Decimated and redundant
State pollution control boards are ill-equipped to justify their regulatory space
THE FIRST State Pollution Control Board (spcb) was set up in 1970 in Maharashtra. Today, all states have spcbs and Union Territories have committees. The role and responsibilities of spcbs have grown over the years. In 1974, Parliament mandated these boards to prevent and control water pollution, and in 1981, monitoring and controlling air pollution also came within its ambit.
The responsibilities of spcbs have kept increasing as more regulations were passed, including rules for hazardous waste, plastic manufacture and sale, municipal solid waste, noise pollution, battery regulation and e-waste management. Apart from industries, officials have to also monitor pollution from hotels, hospitals and housing complexes. spcbs have to act whenever they are instructed by the ministries or courts. And now with the introduction of cems and ceqms, their responsibilities have increased.
But pollution monitoring and control in the country is in the dumps because spcbs are incapacitated, redundant and losing the battle. Worse, nobody wants to invest in them as they are considered to be corrupt, ineffective and a liability. Let’s take the issue of personnel. A large proportion of sanctioned jobs in spcbs have not been filled—in Karnataka and Andhra Pradesh alone, about 4755 per cent of posts are lying vacant. Even technical positions—the nature of jobs in spcbs is largely technical—have not been filled. In Maharashtra, for instance, about 20-33 per cent of technical jobs are yet to be filled (see ‘Empty at the top’).
These vacancies have led to the inability of the boards to perform their tasks. For instance, a technical staff in Karnataka, Maharashtra, Gujarat and Odisha gets less than one day in a year to inspect one industry for certifying approval. This includes the time spent to prepare, travel, inspect and write an inspection report. In Karnataka, one technical personnel has to inspect about 250 industries in a year. This ratio is bound to worsen as the number of industries that need to be monitored
is increasing. In contrast to the increase in the number of industries, the number of technical staff in most spcbs has remained the same or has decreased. In Karnataka, while the number of industries increased from 71,743 in 2013-14 to 74,936 in 2014-15, the scientific and technical staff remained the same, at 235. So monitoring of industries remains only on paper (see graphs: ‘Posting vacancies’ and ‘Ratio that defies logic’). In most spcbs, an official inspects the factory only when the renewal of the license, called consent to operate (cto), is due. As officials cannot monitor, they ask industries to get pollution monitoring done by private laboratories and submit reports. But even this reporting requirement varies from state to state—some spcbs demand a monthly pollution report, while others ask for quarterly one. There is no uniform protocol.
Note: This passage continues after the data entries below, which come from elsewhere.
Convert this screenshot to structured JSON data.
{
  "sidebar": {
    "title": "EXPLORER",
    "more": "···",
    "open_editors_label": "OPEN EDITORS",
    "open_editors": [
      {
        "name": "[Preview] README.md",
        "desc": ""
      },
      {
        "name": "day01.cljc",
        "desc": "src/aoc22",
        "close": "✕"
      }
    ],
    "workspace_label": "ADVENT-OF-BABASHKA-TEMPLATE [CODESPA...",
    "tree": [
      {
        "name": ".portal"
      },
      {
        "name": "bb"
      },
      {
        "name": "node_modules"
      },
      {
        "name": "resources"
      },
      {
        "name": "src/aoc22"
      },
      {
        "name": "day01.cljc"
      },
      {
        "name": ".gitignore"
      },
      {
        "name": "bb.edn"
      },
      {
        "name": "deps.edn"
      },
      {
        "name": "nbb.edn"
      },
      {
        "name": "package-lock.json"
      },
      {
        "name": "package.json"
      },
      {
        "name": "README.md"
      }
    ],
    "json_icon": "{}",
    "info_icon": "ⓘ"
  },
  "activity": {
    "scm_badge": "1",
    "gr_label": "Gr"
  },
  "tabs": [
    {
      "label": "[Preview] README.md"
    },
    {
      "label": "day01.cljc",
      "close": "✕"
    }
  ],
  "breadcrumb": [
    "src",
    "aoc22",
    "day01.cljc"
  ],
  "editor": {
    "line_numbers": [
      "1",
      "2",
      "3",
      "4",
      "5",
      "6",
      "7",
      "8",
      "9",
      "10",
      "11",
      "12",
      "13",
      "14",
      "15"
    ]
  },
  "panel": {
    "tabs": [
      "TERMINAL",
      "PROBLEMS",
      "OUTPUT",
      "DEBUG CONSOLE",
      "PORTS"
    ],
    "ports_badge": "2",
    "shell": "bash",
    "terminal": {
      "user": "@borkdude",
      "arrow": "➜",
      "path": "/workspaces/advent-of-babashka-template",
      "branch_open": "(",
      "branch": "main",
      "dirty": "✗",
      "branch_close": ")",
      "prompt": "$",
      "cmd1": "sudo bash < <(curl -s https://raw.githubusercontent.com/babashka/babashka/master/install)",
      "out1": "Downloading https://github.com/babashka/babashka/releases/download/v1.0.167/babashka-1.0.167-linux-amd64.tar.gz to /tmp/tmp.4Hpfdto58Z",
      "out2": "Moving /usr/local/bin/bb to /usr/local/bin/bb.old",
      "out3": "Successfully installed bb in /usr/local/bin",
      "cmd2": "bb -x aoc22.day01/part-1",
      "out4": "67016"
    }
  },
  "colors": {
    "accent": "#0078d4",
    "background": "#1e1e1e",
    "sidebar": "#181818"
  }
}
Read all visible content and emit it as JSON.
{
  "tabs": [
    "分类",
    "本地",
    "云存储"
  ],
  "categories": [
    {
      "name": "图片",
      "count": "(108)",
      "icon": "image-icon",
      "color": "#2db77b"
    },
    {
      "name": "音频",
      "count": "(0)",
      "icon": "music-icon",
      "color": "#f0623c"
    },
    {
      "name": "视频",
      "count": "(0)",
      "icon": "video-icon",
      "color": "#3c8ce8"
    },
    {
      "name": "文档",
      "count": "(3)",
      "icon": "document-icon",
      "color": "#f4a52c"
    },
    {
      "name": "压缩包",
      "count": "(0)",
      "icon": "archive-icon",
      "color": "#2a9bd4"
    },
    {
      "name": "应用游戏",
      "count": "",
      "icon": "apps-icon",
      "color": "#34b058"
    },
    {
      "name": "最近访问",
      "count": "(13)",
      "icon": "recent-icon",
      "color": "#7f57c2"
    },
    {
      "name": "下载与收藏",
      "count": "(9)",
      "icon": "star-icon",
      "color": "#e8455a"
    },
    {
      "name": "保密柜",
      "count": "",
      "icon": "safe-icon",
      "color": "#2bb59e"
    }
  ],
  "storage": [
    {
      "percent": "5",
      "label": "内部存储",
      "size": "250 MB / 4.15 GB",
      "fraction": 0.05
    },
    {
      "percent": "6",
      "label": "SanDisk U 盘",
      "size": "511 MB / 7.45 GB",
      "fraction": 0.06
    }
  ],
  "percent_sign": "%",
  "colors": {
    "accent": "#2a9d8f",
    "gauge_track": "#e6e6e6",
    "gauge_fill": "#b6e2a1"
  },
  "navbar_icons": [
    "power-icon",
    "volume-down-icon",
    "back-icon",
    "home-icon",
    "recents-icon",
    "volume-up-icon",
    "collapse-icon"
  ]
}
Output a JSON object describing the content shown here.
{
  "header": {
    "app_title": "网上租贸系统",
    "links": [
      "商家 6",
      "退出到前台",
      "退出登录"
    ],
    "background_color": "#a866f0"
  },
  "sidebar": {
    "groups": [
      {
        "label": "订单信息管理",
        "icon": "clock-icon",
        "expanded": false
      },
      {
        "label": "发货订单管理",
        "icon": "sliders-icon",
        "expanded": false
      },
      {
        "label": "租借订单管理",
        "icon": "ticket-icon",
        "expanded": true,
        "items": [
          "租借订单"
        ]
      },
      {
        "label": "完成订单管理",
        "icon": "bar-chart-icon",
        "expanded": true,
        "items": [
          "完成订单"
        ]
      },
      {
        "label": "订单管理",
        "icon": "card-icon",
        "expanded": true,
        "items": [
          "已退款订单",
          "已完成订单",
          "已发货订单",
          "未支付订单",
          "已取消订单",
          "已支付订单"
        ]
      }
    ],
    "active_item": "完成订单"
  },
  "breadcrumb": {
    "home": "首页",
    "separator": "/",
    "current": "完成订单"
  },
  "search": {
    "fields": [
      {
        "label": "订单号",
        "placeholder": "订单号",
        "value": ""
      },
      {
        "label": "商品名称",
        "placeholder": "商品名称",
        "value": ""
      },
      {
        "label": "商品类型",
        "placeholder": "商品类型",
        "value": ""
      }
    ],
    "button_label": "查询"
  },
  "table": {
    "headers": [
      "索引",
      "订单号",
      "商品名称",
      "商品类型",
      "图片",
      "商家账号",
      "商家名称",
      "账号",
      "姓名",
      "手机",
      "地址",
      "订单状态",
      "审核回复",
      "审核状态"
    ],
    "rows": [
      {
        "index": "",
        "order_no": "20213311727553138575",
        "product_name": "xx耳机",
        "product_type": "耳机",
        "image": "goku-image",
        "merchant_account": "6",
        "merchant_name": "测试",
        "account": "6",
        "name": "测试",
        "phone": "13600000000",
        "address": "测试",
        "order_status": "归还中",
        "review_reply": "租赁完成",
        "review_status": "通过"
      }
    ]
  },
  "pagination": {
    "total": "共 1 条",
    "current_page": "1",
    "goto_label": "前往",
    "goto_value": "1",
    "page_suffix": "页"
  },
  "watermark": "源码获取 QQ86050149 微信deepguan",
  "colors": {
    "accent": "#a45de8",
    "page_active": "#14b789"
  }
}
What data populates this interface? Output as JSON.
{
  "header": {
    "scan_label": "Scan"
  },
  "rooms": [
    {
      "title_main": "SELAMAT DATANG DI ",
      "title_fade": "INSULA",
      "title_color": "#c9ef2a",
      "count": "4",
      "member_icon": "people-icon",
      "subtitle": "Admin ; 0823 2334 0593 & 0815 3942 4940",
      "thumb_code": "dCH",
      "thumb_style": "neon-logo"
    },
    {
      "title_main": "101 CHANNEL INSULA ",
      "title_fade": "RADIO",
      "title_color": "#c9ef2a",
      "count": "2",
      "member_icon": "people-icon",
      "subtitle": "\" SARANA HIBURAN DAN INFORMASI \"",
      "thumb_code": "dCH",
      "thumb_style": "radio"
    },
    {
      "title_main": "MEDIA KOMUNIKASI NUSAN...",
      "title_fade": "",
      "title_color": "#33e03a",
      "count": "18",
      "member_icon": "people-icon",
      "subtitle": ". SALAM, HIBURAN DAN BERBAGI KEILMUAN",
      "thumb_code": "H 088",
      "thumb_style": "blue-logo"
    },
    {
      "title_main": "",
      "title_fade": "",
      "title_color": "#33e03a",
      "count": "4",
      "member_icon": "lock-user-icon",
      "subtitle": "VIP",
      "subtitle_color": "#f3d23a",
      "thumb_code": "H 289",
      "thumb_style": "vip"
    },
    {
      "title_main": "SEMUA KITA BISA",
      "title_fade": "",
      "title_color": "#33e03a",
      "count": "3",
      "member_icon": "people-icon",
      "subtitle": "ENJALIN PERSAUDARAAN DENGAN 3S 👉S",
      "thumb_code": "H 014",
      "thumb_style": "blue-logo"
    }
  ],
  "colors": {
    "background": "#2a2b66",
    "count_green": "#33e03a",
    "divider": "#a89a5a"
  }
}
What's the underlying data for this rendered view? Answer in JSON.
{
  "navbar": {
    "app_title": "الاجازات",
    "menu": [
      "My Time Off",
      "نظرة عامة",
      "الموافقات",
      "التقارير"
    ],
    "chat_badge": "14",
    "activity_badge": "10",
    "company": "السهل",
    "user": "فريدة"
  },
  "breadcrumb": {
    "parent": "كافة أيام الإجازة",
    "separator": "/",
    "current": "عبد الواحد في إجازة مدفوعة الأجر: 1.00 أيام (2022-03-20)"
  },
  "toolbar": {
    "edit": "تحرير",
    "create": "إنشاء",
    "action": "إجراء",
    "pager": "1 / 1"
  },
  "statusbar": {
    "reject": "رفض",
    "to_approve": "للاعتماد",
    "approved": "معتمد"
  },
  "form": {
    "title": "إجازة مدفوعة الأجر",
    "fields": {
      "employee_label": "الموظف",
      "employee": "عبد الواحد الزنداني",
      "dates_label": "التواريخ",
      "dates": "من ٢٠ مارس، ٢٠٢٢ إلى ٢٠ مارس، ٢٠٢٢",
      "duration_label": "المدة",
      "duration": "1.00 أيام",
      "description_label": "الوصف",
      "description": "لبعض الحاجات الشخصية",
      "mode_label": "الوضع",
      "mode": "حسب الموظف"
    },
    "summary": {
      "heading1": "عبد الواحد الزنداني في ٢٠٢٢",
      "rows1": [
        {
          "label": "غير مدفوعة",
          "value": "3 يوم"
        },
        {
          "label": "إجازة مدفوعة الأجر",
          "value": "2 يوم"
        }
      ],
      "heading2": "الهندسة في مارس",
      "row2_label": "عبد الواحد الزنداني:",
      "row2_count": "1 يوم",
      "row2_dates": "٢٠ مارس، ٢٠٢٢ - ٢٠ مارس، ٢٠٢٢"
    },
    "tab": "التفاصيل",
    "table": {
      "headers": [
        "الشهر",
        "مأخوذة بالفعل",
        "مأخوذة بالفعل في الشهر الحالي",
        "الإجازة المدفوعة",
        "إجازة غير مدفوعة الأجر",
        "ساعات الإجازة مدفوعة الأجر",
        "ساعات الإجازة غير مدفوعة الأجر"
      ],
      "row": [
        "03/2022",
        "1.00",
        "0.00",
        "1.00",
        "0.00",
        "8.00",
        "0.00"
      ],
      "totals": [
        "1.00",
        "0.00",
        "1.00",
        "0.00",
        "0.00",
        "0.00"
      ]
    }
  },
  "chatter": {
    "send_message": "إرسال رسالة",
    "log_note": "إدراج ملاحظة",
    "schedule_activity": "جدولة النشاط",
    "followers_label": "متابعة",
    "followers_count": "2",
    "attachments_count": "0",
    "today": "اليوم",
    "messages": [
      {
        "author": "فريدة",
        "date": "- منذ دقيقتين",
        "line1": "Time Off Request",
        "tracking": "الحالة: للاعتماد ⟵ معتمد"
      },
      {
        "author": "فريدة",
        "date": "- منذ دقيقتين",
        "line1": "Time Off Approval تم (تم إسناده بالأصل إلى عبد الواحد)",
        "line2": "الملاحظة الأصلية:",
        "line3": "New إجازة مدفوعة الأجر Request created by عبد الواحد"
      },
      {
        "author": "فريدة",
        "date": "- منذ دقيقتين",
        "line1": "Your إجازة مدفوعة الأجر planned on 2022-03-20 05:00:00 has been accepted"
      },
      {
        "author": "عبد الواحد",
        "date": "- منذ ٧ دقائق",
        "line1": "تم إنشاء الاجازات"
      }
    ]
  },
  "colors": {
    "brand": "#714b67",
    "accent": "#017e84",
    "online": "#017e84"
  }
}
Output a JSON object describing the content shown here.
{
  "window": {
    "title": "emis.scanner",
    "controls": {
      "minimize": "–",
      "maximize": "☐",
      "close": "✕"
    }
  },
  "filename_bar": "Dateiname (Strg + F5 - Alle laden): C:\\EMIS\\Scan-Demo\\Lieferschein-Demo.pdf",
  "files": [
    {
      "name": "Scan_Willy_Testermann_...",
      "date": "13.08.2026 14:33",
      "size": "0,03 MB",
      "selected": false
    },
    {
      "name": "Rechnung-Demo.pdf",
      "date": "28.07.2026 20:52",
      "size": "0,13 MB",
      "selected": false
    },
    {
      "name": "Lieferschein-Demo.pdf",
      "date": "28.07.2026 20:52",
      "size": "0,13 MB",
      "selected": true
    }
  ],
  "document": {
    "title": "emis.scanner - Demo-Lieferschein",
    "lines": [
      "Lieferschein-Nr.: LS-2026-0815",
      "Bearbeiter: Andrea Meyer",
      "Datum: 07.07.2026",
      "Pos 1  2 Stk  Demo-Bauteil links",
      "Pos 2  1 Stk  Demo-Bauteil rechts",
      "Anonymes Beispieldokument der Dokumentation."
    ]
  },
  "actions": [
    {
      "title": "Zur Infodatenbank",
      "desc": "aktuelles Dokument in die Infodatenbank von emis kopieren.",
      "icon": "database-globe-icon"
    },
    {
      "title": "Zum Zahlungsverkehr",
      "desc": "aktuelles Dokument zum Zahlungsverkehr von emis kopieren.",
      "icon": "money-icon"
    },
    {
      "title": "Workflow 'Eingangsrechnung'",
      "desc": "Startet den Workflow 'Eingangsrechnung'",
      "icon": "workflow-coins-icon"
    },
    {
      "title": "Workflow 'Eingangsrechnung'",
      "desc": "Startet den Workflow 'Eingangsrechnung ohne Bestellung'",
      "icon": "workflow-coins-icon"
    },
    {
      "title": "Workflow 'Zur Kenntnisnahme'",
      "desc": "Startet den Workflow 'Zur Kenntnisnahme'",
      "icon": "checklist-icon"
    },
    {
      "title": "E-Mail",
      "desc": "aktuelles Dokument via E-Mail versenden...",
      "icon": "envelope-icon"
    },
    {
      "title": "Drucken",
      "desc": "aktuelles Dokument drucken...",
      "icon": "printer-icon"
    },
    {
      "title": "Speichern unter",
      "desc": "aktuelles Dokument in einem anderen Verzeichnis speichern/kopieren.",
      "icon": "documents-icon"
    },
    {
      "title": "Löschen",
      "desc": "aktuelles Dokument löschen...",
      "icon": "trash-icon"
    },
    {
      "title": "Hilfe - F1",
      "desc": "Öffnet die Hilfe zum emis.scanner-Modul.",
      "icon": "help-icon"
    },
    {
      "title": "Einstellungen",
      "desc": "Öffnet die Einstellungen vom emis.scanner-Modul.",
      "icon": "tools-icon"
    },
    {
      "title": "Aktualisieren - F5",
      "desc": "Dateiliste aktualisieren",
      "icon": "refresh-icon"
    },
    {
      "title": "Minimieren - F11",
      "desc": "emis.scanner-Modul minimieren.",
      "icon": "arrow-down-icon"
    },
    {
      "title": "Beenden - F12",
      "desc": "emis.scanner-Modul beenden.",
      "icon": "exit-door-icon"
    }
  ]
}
For the ease of doing business, most state governments have initiated a single window clearance mechanism, which includes online submission of forms and adoption of online mechanism for granting licenses. There is nothing wrong with this system, except that most spcbs have impractically reduced the time limit for giving cto, even though the statutory regulations permit 120 days for processing. For example, Andhra Pradesh has reduced the clearance timeline to 45 days for red category (most polluting) industries, and 21 and 7 days for orange (moderately polluting) and green (low polluting) categories respectively. Due to this, inspection and cross-checks are not carried properly. Says an official of the Odisha State Pollution Control Board: “A single window clearance scheme not only allows industries to know about the details of inspection well in advance, but also gives them ample time to hide matters before the inspecting team arrives. So the basic purpose of inspection is defeated.”
Ditto for the renewal of cto. The cto was earlier renewed every 1-5 years. The period has now been increased to 5-20 years. “The state boards are not able to carry out proper evaluation due to time constraints. They are just processing clearance applications based on their "siting" criteria. Closure notices for non-complying industries too have fallen drastically,” says an official of the Andhra Pradesh Pollution Control Board, who does not wish to be named.